Scripture also explains how Jerusalem soon developed into a center of pilgrimage — the Temple being the place where God could be encountered in a very unique way. Pilgrimage to Jerusalem on the three main feasts of the year (Pesaj, Shavuot, and Sukkot) became mandatory for all male Israelites, who would often have been joined by their families. Even more so, during exilic periods, pilgrimage to Jerusalem took on additional emotional, national, and spiritual significance.
Pilgrimage in the New Testament
The Gospels pick up most of these distinctive Hebrew themes. But they introduce several important changes in how these motifs are to be interpreted. The expulsion from Paradise and all the following stories of estrangement, exile, and conflict constitute the setting of what the New Testament recognizes as the long drama of redemption — the focus shifts from seeking God in Jerusalem to finding him in Christ. Early biblical commentators thus developed a complex web of typological connections and allegorical interpretations giving characters and events from the Hebrew Bible a radically new significance according to the teachings of the New Testament.

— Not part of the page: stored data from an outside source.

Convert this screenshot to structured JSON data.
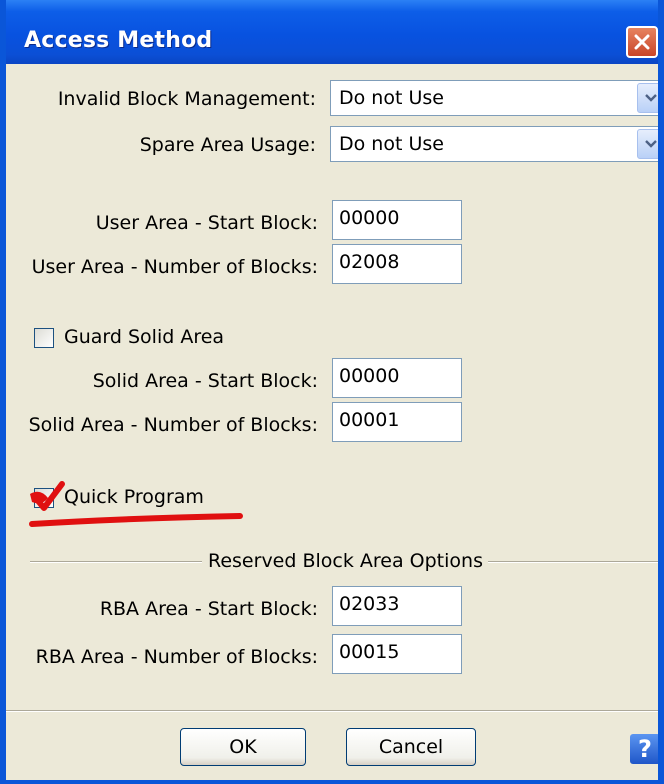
{
  "window": {
    "title": "Access Method"
  },
  "fields": {
    "invalid_block_management": {
      "label": "Invalid Block Management:",
      "value": "Do not Use"
    },
    "spare_area_usage": {
      "label": "Spare Area Usage:",
      "value": "Do not Use"
    },
    "user_area_start": {
      "label": "User Area - Start Block:",
      "value": "00000"
    },
    "user_area_number": {
      "label": "User Area - Number of Blocks:",
      "value": "02008"
    },
    "guard_solid_area": {
      "label": "Guard Solid Area",
      "checked": false
    },
    "solid_area_start": {
      "label": "Solid Area - Start Block:",
      "value": "00000"
    },
    "solid_area_number": {
      "label": "Solid Area - Number of Blocks:",
      "value": "00001"
    },
    "quick_program": {
      "label": "Quick Program",
      "checked": true
    }
  },
  "rba_section": {
    "title": "Reserved Block Area Options",
    "start": {
      "label": "RBA Area - Start Block:",
      "value": "02033"
    },
    "number": {
      "label": "RBA Area - Number of Blocks:",
      "value": "00015"
    }
  },
  "buttons": {
    "ok": "OK",
    "cancel": "Cancel",
    "help": "?"
  },
  "colors": {
    "titlebar": "#0852e0",
    "dialog_bg": "#ece9d8",
    "annotation_red": "#e01010",
    "close_button": "#d1553a"
  }
}
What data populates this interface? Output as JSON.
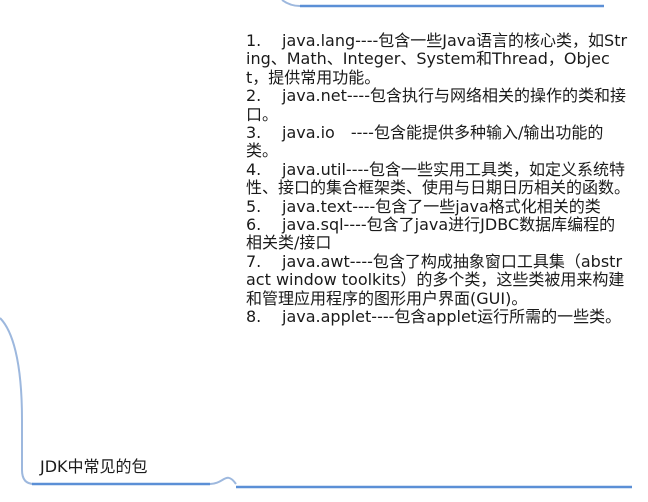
{
  "mindmap": {
    "topic": "JDK中常见的包",
    "items": [
      {
        "num": "1.",
        "text": "java.lang----包含一些Java语言的核心类，如String、Math、Integer、System和Thread，Object，提供常用功能。"
      },
      {
        "num": "2.",
        "text": "java.net----包含执行与网络相关的操作的类和接口。"
      },
      {
        "num": "3.",
        "text": "java.io　----包含能提供多种输入/输出功能的类。"
      },
      {
        "num": "4.",
        "text": "java.util----包含一些实用工具类，如定义系统特性、接口的集合框架类、使用与日期日历相关的函数。"
      },
      {
        "num": "5.",
        "text": "java.text----包含了一些java格式化相关的类"
      },
      {
        "num": "6.",
        "text": "java.sql----包含了java进行JDBC数据库编程的相关类/接口"
      },
      {
        "num": "7.",
        "text": "java.awt----包含了构成抽象窗口工具集（abstract window toolkits）的多个类，这些类被用来构建和管理应用程序的图形用户界面(GUI)。"
      },
      {
        "num": "8.",
        "text": "java.applet----包含applet运行所需的一些类。"
      }
    ]
  },
  "colors": {
    "branch": "#9db8de",
    "underline": "#5b8fd6",
    "text": "#1a1a1a"
  }
}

In general, New Testament writers stress the essential transience of this world (Cf Jn 2, 17; 1 Cor 7,31; or James 1:11) therefore encouraging believers to understand themselves as “pilgrims and strangers on the earth” or “temporary residents” whose true home is to be found in heaven (1 Peter 2:11; Hebrews 11:13). Moreover, Christian life itself is conceived as a journey towards that homeland.
Christian pilgrimage was first made to sites associated with the birth, life, crucifixion and resurrection of Jesus. Testimonies date back as early as the 3rd century — it is known that Origen traveled from Egypt to Palestine, and then from Palestine to Athens, visiting sites tradition already held as “holy.” There are also plenty of surviving descriptions of Christian pilgrimages to the Holy Land dated from the 4th century, when this practice was encouraged by Church fathers.
Perhaps the best summary of Christian pilgrimage was given by Pope Benedict XVI when he himself visited Santiago de Compostela in 2010:
“To go on pilgrimage is not simply to visit a place to admire its treasures of nature, art or history. To go on pilgrimage really means to step out of ourselves in order to encounter God where he has revealed himself, where his grace has shone with particular splendour and produced rich fruits of conversion and holiness among those who believe. Above all, Christians go on pilgrimage to the Holy Land, to the places associated with the Lord’s passion, death and resurrection. They go to Rome, the city of the martyrdom of Peter and Paul, and also to Compostela, which, associated with the memory of Saint James, has welcomed pilgrims from throughout the world who desire to strengthen their spirit with the Apostle’s witness of faith and love.”